La manifestation lyonnaise, voulue d’ampleur nationale, aurait réuni selon l’AFP près de 2 500 personnes. Evelyne, 55 ans, ne porte pas le gilet fluo mais marche chaque samedi depuis cinq mois. Cette institutrice s’insurge contre «l’inadmissible escalade de la violence d’Etat» : «Il faut continuer à occuper la rue, il faut pouvoir encore exprimer des revendications sans être pourchassé, sans se faire gazer pour rien ou avoir de peur de quelqu’un qui vous pointe avec son arme.» Elle ne s’est pas encore décidée pour les élections européennes, le 26 mai : «Je ne sais pas si je vais aller voter, j’aurais eu envie de le faire si les partis de gauche s’étaient unis, regrette-t-elle. On ne peut pas dire qu’on a peur de l’extrême droite et ne pas se rassembler.»

«Ça va se radicaliser»

«Sur le terrain» depuis le 17 novembre et prof «à droite», Fanny, 38 ans, assume-t-elle un prochain vote Rassemblement national, «pour faire barrage à LREM et puis, ce ne serait pas plus mal de fermer un peu plus les frontières». Elle secoue la tête, faisant valser ses boucles d’oreilles en forme de gilets jaunes, quand on évoque les listes européennes issues du mouvement : «Je ne les cautionne absolument pas, ce qui fait notre force à l’origine, c’est d’être apolitique, explique-t-elle. C’est à se demander si ces listes n’ont pas été mises en place par le gouvernement pour finir par faire gonfler le vote LREM.»

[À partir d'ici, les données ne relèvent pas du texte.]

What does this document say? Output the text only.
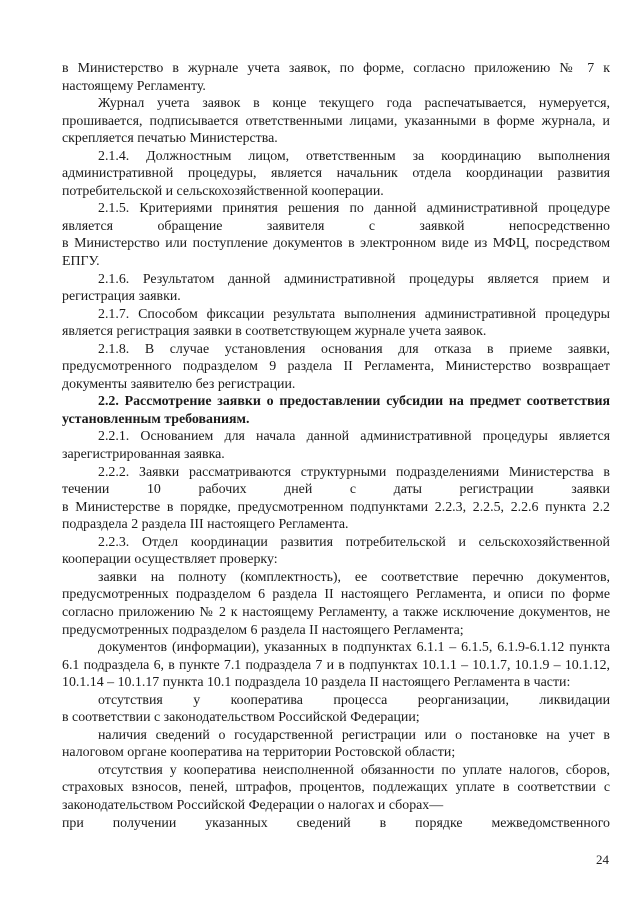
в Министерство в журнале учета заявок, по форме, согласно приложению № 7 к настоящему Регламенту.

Журнал учета заявок в конце текущего года распечатывается, нумеруется, прошивается, подписывается ответственными лицами, указанными в форме журнала, и скрепляется печатью Министерства.

2.1.4. Должностным лицом, ответственным за координацию выполнения административной процедуры, является начальник отдела координации развития потребительской и сельскохозяйственной кооперации.

2.1.5. Критериями принятия решения по данной административной процедуре является обращение заявителя с заявкой непосредственно

в Министерство или поступление документов в электронном виде из МФЦ, посредством ЕПГУ.

2.1.6. Результатом данной административной процедуры является прием и регистрация заявки.

2.1.7. Способом фиксации результата выполнения административной процедуры является регистрация заявки в соответствующем журнале учета заявок.

2.1.8. В случае установления основания для отказа в приеме заявки, предусмотренного подразделом 9 раздела II Регламента, Министерство возвращает документы заявителю без регистрации.

2.2. Рассмотрение заявки о предоставлении субсидии на предмет соответствия установленным требованиям.

2.2.1. Основанием для начала данной административной процедуры является зарегистрированная заявка.

2.2.2. Заявки рассматриваются структурными подразделениями Министерства в течении 10 рабочих дней с даты регистрации заявки

в Министерстве в порядке, предусмотренном подпунктами 2.2.3, 2.2.5, 2.2.6 пункта 2.2 подраздела 2 раздела III настоящего Регламента.

2.2.3. Отдел координации развития потребительской и сельскохозяйственной кооперации осуществляет проверку:

заявки на полноту (комплектность), ее соответствие перечню документов, предусмотренных подразделом 6 раздела II настоящего Регламента, и описи по форме согласно приложению № 2 к настоящему Регламенту, а также исключение документов, не предусмотренных подразделом 6 раздела II настоящего Регламента;

документов (информации), указанных в подпунктах 6.1.1 – 6.1.5, 6.1.9-6.1.12 пункта 6.1 подраздела 6, в пункте 7.1 подраздела 7 и в подпунктах 10.1.1 – 10.1.7, 10.1.9 – 10.1.12, 10.1.14 – 10.1.17 пункта 10.1 подраздела 10 раздела II настоящего Регламента в части:

отсутствия у кооператива процесса реорганизации, ликвидации

в соответствии с законодательством Российской Федерации;

наличия сведений о государственной регистрации или о постановке на учет в налоговом органе кооператива на территории Ростовской области;

отсутствия у кооператива неисполненной обязанности по уплате налогов, сборов, страховых взносов, пеней, штрафов, процентов, подлежащих уплате в соответствии с законодательством Российской Федерации о налогах и сборах—

при получении указанных сведений в порядке межведомственного

24
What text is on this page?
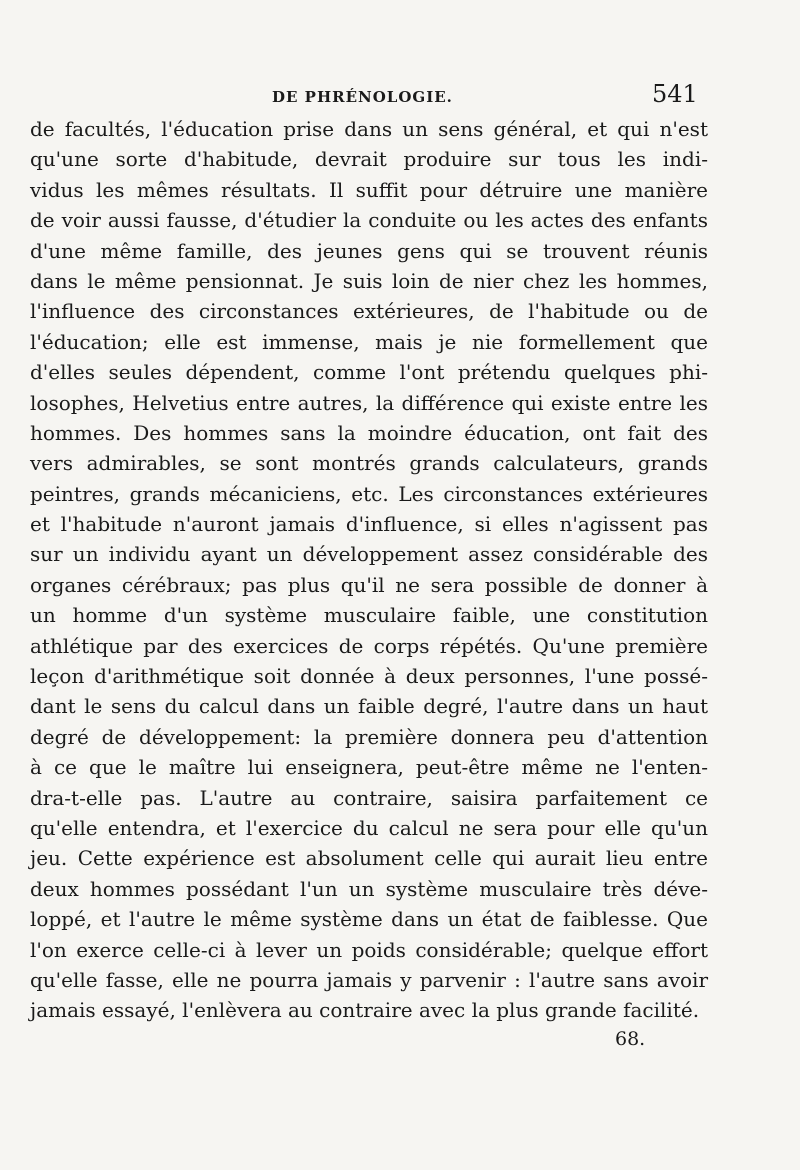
DE PHRÉNOLOGIE.	541
de facultés, l'éducation prise dans un sens général, et qui n'est
qu'une sorte d'habitude, devrait produire sur tous les indi-
vidus les mêmes résultats. Il suffit pour détruire une manière
de voir aussi fausse, d'étudier la conduite ou les actes des enfants
d'une même famille, des jeunes gens qui se trouvent réunis
dans le même pensionnat. Je suis loin de nier chez les hommes,
l'influence des circonstances extérieures, de l'habitude ou de
l'éducation; elle est immense, mais je nie formellement que
d'elles seules dépendent, comme l'ont prétendu quelques phi-
losophes, Helvetius entre autres, la différence qui existe entre les
hommes. Des hommes sans la moindre éducation, ont fait des
vers admirables, se sont montrés grands calculateurs, grands
peintres, grands mécaniciens, etc. Les circonstances extérieures
et l'habitude n'auront jamais d'influence, si elles n'agissent pas
sur un individu ayant un développement assez considérable des
organes cérébraux; pas plus qu'il ne sera possible de donner à
un homme d'un système musculaire faible, une constitution
athlétique par des exercices de corps répétés. Qu'une première
leçon d'arithmétique soit donnée à deux personnes, l'une possé-
dant le sens du calcul dans un faible degré, l'autre dans un haut
degré de développement: la première donnera peu d'attention
à ce que le maître lui enseignera, peut-être même ne l'enten-
dra-t-elle pas. L'autre au contraire, saisira parfaitement ce
qu'elle entendra, et l'exercice du calcul ne sera pour elle qu'un
jeu. Cette expérience est absolument celle qui aurait lieu entre
deux hommes possédant l'un un système musculaire très déve-
loppé, et l'autre le même système dans un état de faiblesse. Que
l'on exerce celle-ci à lever un poids considérable; quelque effort
qu'elle fasse, elle ne pourra jamais y parvenir : l'autre sans avoir
jamais essayé, l'enlèvera au contraire avec la plus grande facilité.
68.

Christophe, 30 ans, ne croit pas non plus à la solution électorale. «Ce sont des gens téléguidés, comme le Rodrigues là, j’ai moyennement confiance en eux, plus ils passent à la télé, plus ça devient une opposition contrôlée», pense-t-il. Ce plombier continue de suivre le mouvement tous les week-ends, mais reste «de moins en moins longtemps» : «Ça va se radicaliser, il existe déjà des groupuscules qui attendent l’adhésion des gens pour passer à l’action.» C’est-à-dire ? Le trentenaire reste vague. Josiane, 63 ans, gardienne d’immeuble retraitée, est plus directe : «Pour que ça parte en couilles !, s’exclame-t-elle. Au départ, j’étais là pour mes gamins qui n’ont pas d’avenir : ma fille ne veut pas d’enfants car ils ne sont pas sûrs de s’en sortir avec deux Smic.» Désormais, Josiane vient avec un bonnet phrygien et un mégaphone dont elle déclenche la sirène au fil du parcours, «pour sonner l’alerte» : «On se fait tabasser pour rien, c’est honteux. Là, ça va, mais en fin de manif, ça va jamais.»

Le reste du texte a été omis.